Long bus routes are like flying. Sans onboard meal and much longer. That's why I try to avoid buses as much as possible.

Trains, on the other hand....
I've always loved trains. There is a theory that it's the genetics, my great-grandfather was a railroad engineer (and a sailor before that) but most likely it's just because.

I'm going to a conference in Leeds. The previous time I checked the airline tickets were around 300 euros, meantime there was that volcano with sexy name (1) doing its job and today the price soared to around 700. And I hate flying. I hear that it's never gonna get any better, prices rising, service worsening, security idiots being idiots... so I simply decided not to fly. It's not that convenient anyway. One day, I'll extend this no flying policy for trips overseas. After all, if the gods had wanted us to fly, they'd give out the tickets for free. (2)

I'm in the midst of planning the train trip via Cologne, Brussels and the tunnel. Exciting.

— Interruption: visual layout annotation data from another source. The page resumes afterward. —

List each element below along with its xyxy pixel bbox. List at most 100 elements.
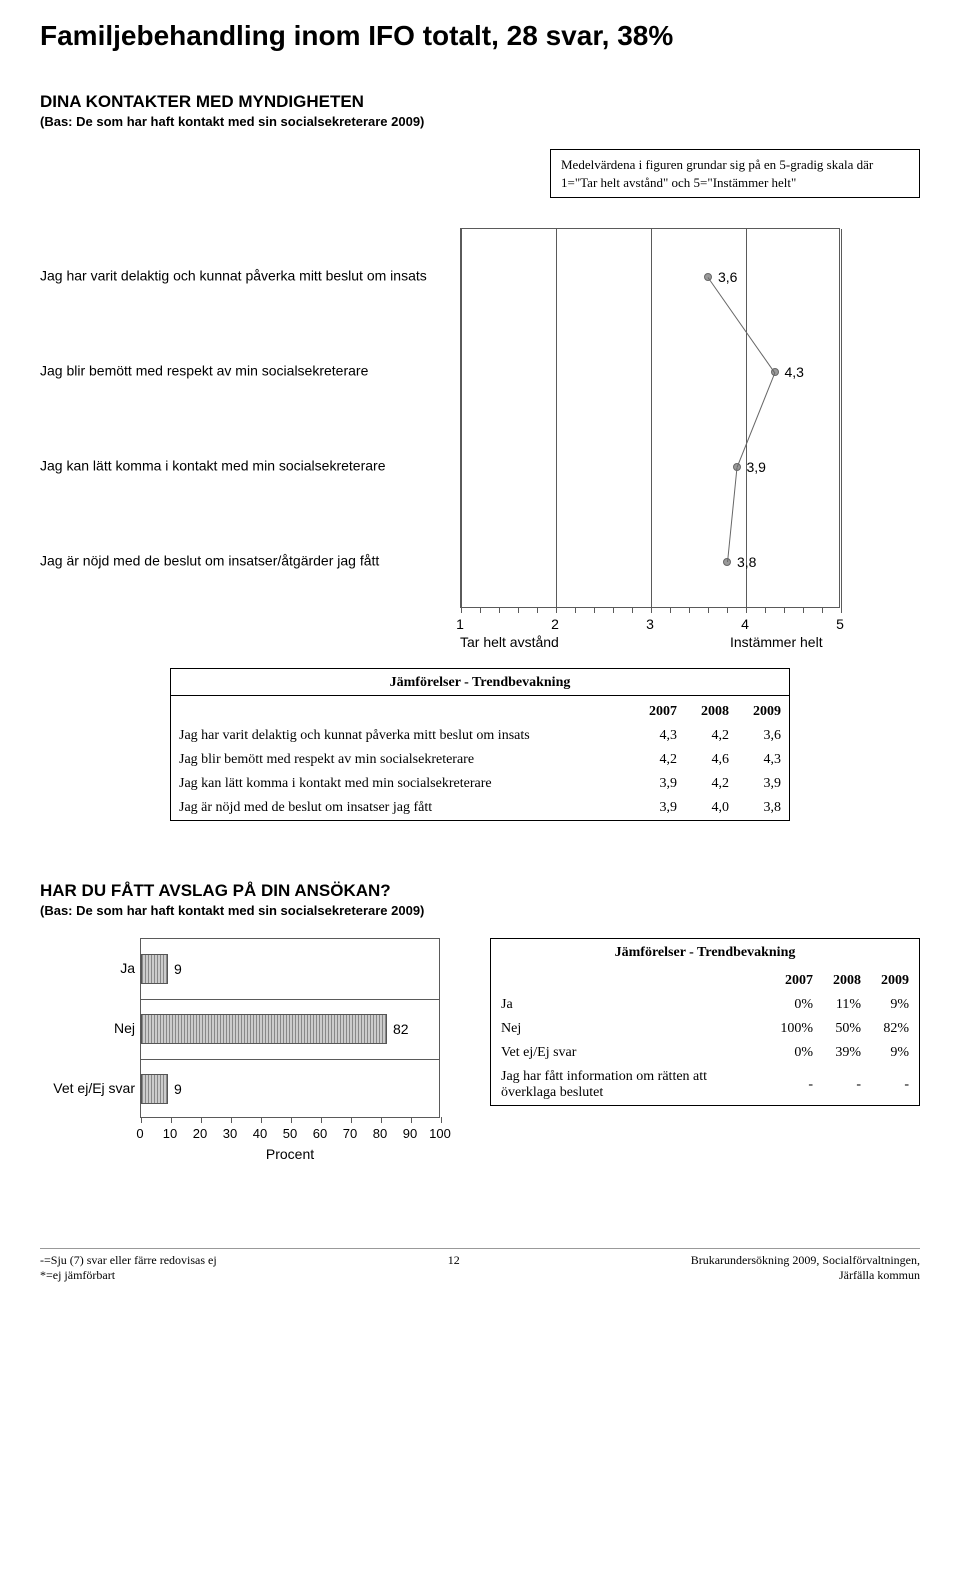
- x-tick-label: 70: [343, 1126, 357, 1141]
- x-tick-label: 90: [403, 1126, 417, 1141]
- scale-value: 3,8: [737, 554, 756, 570]
- section-heading: DINA KONTAKTER MED MYNDIGHETEN: [40, 92, 920, 112]
- bar-category-label: Vet ej/Ej svar: [40, 1080, 135, 1096]
- table-row: Ja0%11%9%: [491, 993, 919, 1017]
- table-row: Jag har fått information om rätten att ö…: [491, 1065, 919, 1105]
- comparison-table-2: Jämförelser - Trendbevakning 20072008200…: [490, 938, 920, 1106]
- bar-category-label: Ja: [40, 960, 135, 976]
- note-box: Medelvärdena i figuren grundar sig på en…: [550, 149, 920, 198]
- table-row: Jag kan lätt komma i kontakt med min soc…: [171, 772, 789, 796]
- table-row: Vet ej/Ej svar0%39%9%: [491, 1041, 919, 1065]
- scale-item-label: Jag är nöjd med de beslut om insatser/åt…: [40, 553, 450, 568]
- x-tick-label: 10: [163, 1126, 177, 1141]
- cell: 4,0: [685, 796, 737, 820]
- footer-right-1: Brukarundersökning 2009, Socialförvaltni…: [691, 1253, 920, 1268]
- table-row: Jag är nöjd med de beslut om insatser ja…: [171, 796, 789, 820]
- section-contacts: DINA KONTAKTER MED MYNDIGHETEN (Bas: De …: [40, 92, 920, 821]
- table-row: Jag har varit delaktig och kunnat påverk…: [171, 724, 789, 748]
- year-header: 2007: [633, 696, 685, 724]
- axis-tick-label: 1: [456, 616, 464, 632]
- cell: -: [823, 1065, 871, 1105]
- bar-value: 9: [174, 961, 182, 977]
- cell: 4,2: [685, 772, 737, 796]
- cell: 4,3: [633, 724, 685, 748]
- scale-value: 3,9: [747, 459, 766, 475]
- bar-category-label: Nej: [40, 1020, 135, 1036]
- scale-item-label: Jag kan lätt komma i kontakt med min soc…: [40, 458, 450, 473]
- cell: 4,6: [685, 748, 737, 772]
- row-label: Nej: [491, 1017, 770, 1041]
- footer-left-2: *=ej jämförbart: [40, 1268, 217, 1283]
- year-header: 2009: [737, 696, 789, 724]
- cell: 3,6: [737, 724, 789, 748]
- section-heading: HAR DU FÅTT AVSLAG PÅ DIN ANSÖKAN?: [40, 881, 920, 901]
- table-row: Jag blir bemött med respekt av min socia…: [171, 748, 789, 772]
- scale-value: 3,6: [718, 269, 737, 285]
- cell: -: [770, 1065, 823, 1105]
- x-tick-label: 100: [429, 1126, 451, 1141]
- x-tick-label: 0: [136, 1126, 143, 1141]
- row-label: Jag har fått information om rätten att ö…: [491, 1065, 770, 1105]
- x-tick-label: 50: [283, 1126, 297, 1141]
- scale-chart: 3,6 4,3 3,9 3,8 1 2 3 4 5 Tar helt avstånd Instäm…: [40, 228, 900, 648]
- x-axis-title: Procent: [266, 1146, 314, 1162]
- section-subheading: (Bas: De som har haft kontakt med sin so…: [40, 114, 920, 129]
- scale-item-label: Jag har varit delaktig och kunnat påverk…: [40, 268, 450, 283]
- comparison-title: Jämförelser - Trendbevakning: [171, 669, 789, 696]
- cell: 3,9: [737, 772, 789, 796]
- page-footer: -=Sju (7) svar eller färre redovisas ej …: [40, 1248, 920, 1283]
- comparison-table-1: Jämförelser - Trendbevakning 20072008200…: [170, 668, 790, 821]
- cell: 4,2: [685, 724, 737, 748]
- row-label: Jag har varit delaktig och kunnat påverk…: [171, 724, 633, 748]
- row-label: Jag blir bemött med respekt av min socia…: [171, 748, 633, 772]
- x-tick-label: 80: [373, 1126, 387, 1141]
- cell: 100%: [770, 1017, 823, 1041]
- row-label: Ja: [491, 993, 770, 1017]
- row-label: Jag är nöjd med de beslut om insatser ja…: [171, 796, 633, 820]
- cell: 3,9: [633, 796, 685, 820]
- axis-tick-label: 3: [646, 616, 654, 632]
- cell: 3,8: [737, 796, 789, 820]
- axis-tick-label: 2: [551, 616, 559, 632]
- row-label: Vet ej/Ej svar: [491, 1041, 770, 1065]
- cell: 39%: [823, 1041, 871, 1065]
- x-tick-label: 30: [223, 1126, 237, 1141]
- cell: 4,3: [737, 748, 789, 772]
- cell: 11%: [823, 993, 871, 1017]
- bar-value: 82: [393, 1021, 409, 1037]
- x-tick-label: 20: [193, 1126, 207, 1141]
- year-header: 2008: [823, 965, 871, 993]
- scale-item-label: Jag blir bemött med respekt av min socia…: [40, 363, 450, 378]
- year-header: 2007: [770, 965, 823, 993]
- footer-left-1: -=Sju (7) svar eller färre redovisas ej: [40, 1253, 217, 1268]
- cell: 0%: [770, 1041, 823, 1065]
- cell: -: [871, 1065, 919, 1105]
- cell: 9%: [871, 1041, 919, 1065]
- footer-right-2: Järfälla kommun: [691, 1268, 920, 1283]
- section-subheading: (Bas: De som har haft kontakt med sin so…: [40, 903, 920, 918]
- cell: 4,2: [633, 748, 685, 772]
- axis-label-left: Tar helt avstånd: [460, 634, 559, 650]
- cell: 0%: [770, 993, 823, 1017]
- cell: 3,9: [633, 772, 685, 796]
- cell: 82%: [871, 1017, 919, 1041]
- page-number: 12: [448, 1253, 460, 1283]
- cell: 50%: [823, 1017, 871, 1041]
- axis-tick-label: 5: [836, 616, 844, 632]
- table-row: Nej100%50%82%: [491, 1017, 919, 1041]
- page-title: Familjebehandling inom IFO totalt, 28 sv…: [40, 20, 920, 52]
- scale-value: 4,3: [785, 364, 804, 380]
- bar: [141, 954, 168, 984]
- comparison-title: Jämförelser - Trendbevakning: [491, 939, 919, 965]
- bar-value: 9: [174, 1081, 182, 1097]
- year-header: 2009: [871, 965, 919, 993]
- bar-chart: 9 82 9 Ja Nej Vet ej/Ej svar 0 10 20 30 40 50 60 70 8…: [40, 938, 460, 1188]
- cell: 9%: [871, 993, 919, 1017]
- x-tick-label: 60: [313, 1126, 327, 1141]
- x-tick-label: 40: [253, 1126, 267, 1141]
- axis-label-right: Instämmer helt: [730, 634, 823, 650]
- axis-tick-label: 4: [741, 616, 749, 632]
- year-header: 2008: [685, 696, 737, 724]
- section-rejection: HAR DU FÅTT AVSLAG PÅ DIN ANSÖKAN? (Bas:…: [40, 881, 920, 1188]
- bar: [141, 1074, 168, 1104]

(1) Sure I know how to write Eyjafjallajökull. I like silly jokes, that's it.
(2) The who gets the Terry Pratchett reference right will get a large sample of Sira des Indes, of which I intend to rant soon.

Tuesday, 11 May 2010

Cry into the darkness

Two ancient Guerlains appeared on eBay last week.

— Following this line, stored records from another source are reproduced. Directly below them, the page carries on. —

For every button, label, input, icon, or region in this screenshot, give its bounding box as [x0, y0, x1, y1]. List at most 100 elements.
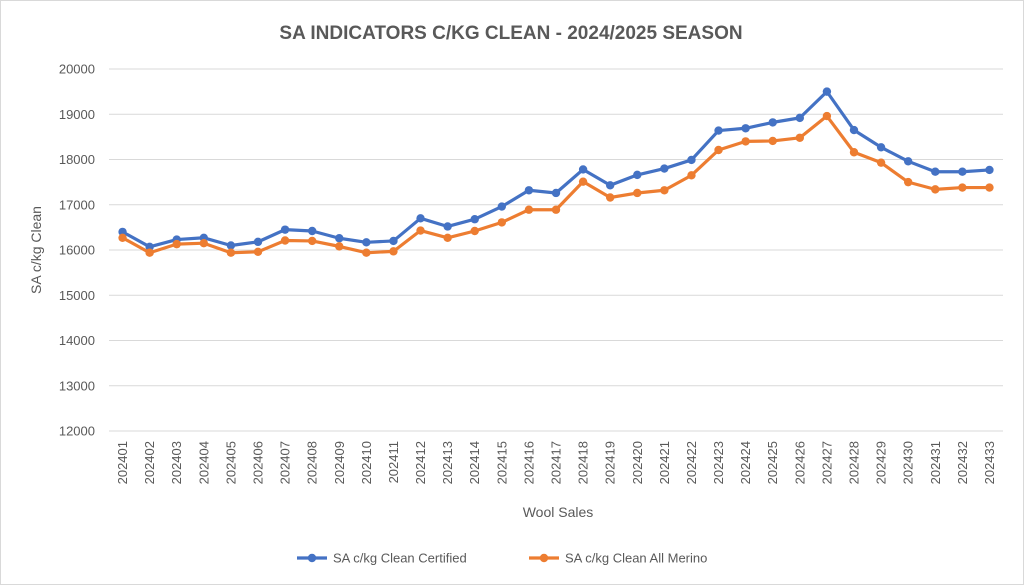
x-tick-label: 202412 — [413, 441, 428, 484]
data-point — [958, 167, 967, 176]
data-point — [578, 177, 588, 186]
data-point — [145, 242, 154, 252]
x-axis-label: Wool Sales — [523, 504, 594, 520]
x-tick-label: 202431 — [928, 441, 943, 484]
data-point — [470, 226, 479, 236]
legend-item: SA c/kg Clean Certified — [297, 551, 467, 566]
data-point — [903, 177, 913, 187]
y-tick-label: 12000 — [59, 424, 95, 439]
data-point — [307, 226, 317, 236]
x-tick-label: 202406 — [251, 441, 266, 484]
y-tick-label: 20000 — [59, 62, 95, 77]
data-point — [687, 155, 696, 165]
data-point — [118, 233, 127, 242]
x-tick-label: 202416 — [521, 441, 536, 484]
data-point — [985, 165, 994, 175]
x-tick-label: 202433 — [982, 441, 997, 484]
x-tick-label: 202422 — [684, 441, 699, 484]
x-tick-label: 202409 — [332, 441, 347, 484]
data-point — [876, 143, 886, 152]
series-2 — [118, 111, 994, 257]
data-point — [307, 236, 317, 246]
x-tick-label: 202414 — [467, 441, 482, 484]
y-tick-label: 14000 — [59, 333, 95, 348]
data-point — [714, 145, 723, 155]
data-point — [876, 158, 886, 167]
y-tick-label: 19000 — [59, 107, 95, 122]
data-point — [226, 241, 236, 250]
data-point — [633, 188, 642, 198]
x-tick-label: 202403 — [169, 441, 184, 484]
data-point — [524, 186, 534, 195]
x-tick-label: 202407 — [278, 441, 293, 484]
data-point — [849, 148, 859, 157]
data-point — [335, 234, 344, 243]
x-tick-label: 202408 — [305, 441, 320, 484]
data-point — [172, 239, 181, 249]
data-point — [416, 226, 425, 235]
data-point — [931, 185, 940, 194]
x-tick-label: 202424 — [738, 441, 753, 484]
x-tick-label: 202417 — [549, 441, 564, 484]
data-point — [795, 113, 805, 123]
data-point — [551, 188, 561, 198]
x-tick-label: 202419 — [603, 441, 618, 484]
x-tick-label: 202428 — [847, 441, 862, 484]
data-point — [849, 125, 859, 135]
y-axis-label: SA c/kg Clean — [28, 206, 44, 294]
x-tick-label: 202429 — [874, 441, 889, 484]
x-tick-label: 202411 — [386, 441, 401, 483]
data-point — [389, 247, 398, 256]
data-point — [768, 136, 777, 146]
data-point — [362, 238, 371, 247]
x-tick-label: 202421 — [657, 441, 672, 484]
legend-label: SA c/kg Clean All Merino — [565, 551, 707, 566]
x-tick-label: 202415 — [494, 441, 509, 484]
data-point — [253, 247, 263, 257]
series-line — [120, 114, 992, 255]
data-point — [985, 183, 994, 192]
y-tick-label: 13000 — [59, 378, 95, 393]
data-point — [660, 186, 669, 195]
data-point — [822, 87, 832, 96]
data-point — [416, 214, 425, 223]
y-tick-label: 15000 — [59, 288, 95, 303]
data-point — [443, 222, 452, 231]
x-tick-label: 202405 — [223, 441, 238, 484]
data-point — [118, 227, 127, 237]
series-layer — [118, 87, 994, 257]
chart-title: SA INDICATORS C/KG CLEAN - 2024/2025 SEA… — [279, 23, 742, 44]
x-tick-label: 202418 — [576, 441, 591, 484]
data-point — [335, 242, 344, 251]
data-point — [389, 236, 398, 246]
data-point — [253, 237, 263, 247]
data-point — [822, 111, 832, 121]
x-tick-label: 202425 — [765, 441, 780, 484]
series-1 — [118, 87, 994, 252]
y-tick-label: 17000 — [59, 197, 95, 212]
y-axis-ticks: 12000 13000 14000 15000 16000 17000 18000 19000… — [59, 62, 95, 439]
data-point — [199, 239, 209, 248]
data-point — [470, 215, 479, 224]
data-point — [714, 126, 723, 135]
data-point — [605, 181, 615, 190]
series-line — [120, 90, 992, 249]
data-point — [903, 157, 913, 166]
data-point — [226, 248, 236, 257]
legend-marker — [307, 553, 317, 563]
data-point — [497, 218, 507, 227]
data-point — [687, 171, 696, 180]
legend-marker — [539, 553, 549, 563]
data-point — [524, 205, 534, 214]
data-point — [497, 202, 507, 211]
data-point — [443, 233, 452, 242]
x-tick-label: 202426 — [792, 441, 807, 484]
x-tick-label: 202427 — [819, 441, 834, 484]
data-point — [578, 165, 588, 174]
x-tick-label: 202430 — [901, 441, 916, 484]
x-tick-label: 202402 — [142, 441, 157, 484]
data-point — [605, 193, 615, 202]
legend: SA c/kg Clean Certified SA c/kg Clean All… — [297, 551, 707, 566]
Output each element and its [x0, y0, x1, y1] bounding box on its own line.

This beauty sold for $1274.

This one went for over $1400.

Guerlains, it could be you earning that money if you relaunched things from your archives. I would be willing to pay some 400-500 euros for Djedi, don't need the posh bottle. I'd love to sniff tens of your creations of the past and I believe I would get some because, admittedly, I care a damn about your violets (the Meteorites powder I got the other day reeks of violet bon bons, damn)

I know that I'm not going to be heard but I just needed to vent. Aaaaargh.

Guerlains, for your information, I'm getting my vintage perfumes elsewhere. Serves you right.

Monday, 3 May 2010


There's a movie called Amerika, based on one of Kafka's short stories.

The theme song is no big deal, I'd say, but the dark stylization oscillating between art deco and greasy industrial atmosphere is utterly cool. Upon seeing that there's a perfume named Amérique, I fell immediately for the name. It took me some time to actually find it, it's been discontinued for long.
First, I got a miniature of EdT which seemed all carnations to me. Carnations have a warm peppery aspect. Also, the sweaty facet of coriander is present and certain bitternes.
Then I got a bottle of extrait and that hit me straight and plain: Fruity chypre. Sometimes one doesn't need complicated metaphors and florid verbiage.

I had imagined Amérique as a cross between Dzongkha and Black Cashmere and I got fruity chypre. For around five seconds, the cognitive dissonance irked me and then I went off to look for something inspirating for this blog post and stumbled upon... and now the weak of heart and those with taste, sit comfortably and have some alcohol at hand.
Okay, here it is, the original advert for Amérique. Ladies, gentlemen, kittens and other creatures, see the Sunday Morning Hangover after Saturday Night Fever.

Did I say that Amérique is very neat fruity chypre? I did? Well, a reminder. Now, instead of brain bleach, a plain pic taken by yours truly on a sunny morning, if you enlarge it in your photoshop, you'll see the blue sky and my elbow reflecting on the stopper.

Amérique was discontinued long ago but it sometimes appears on auction sites or in various corners of the internetz.

Notes for Amérique: rose, jasmine, geranium, mimosa, hyacinth, neroli, chamomile, vetiver, clary sage, coriander, pepper, iris, rosewood, sandalwood.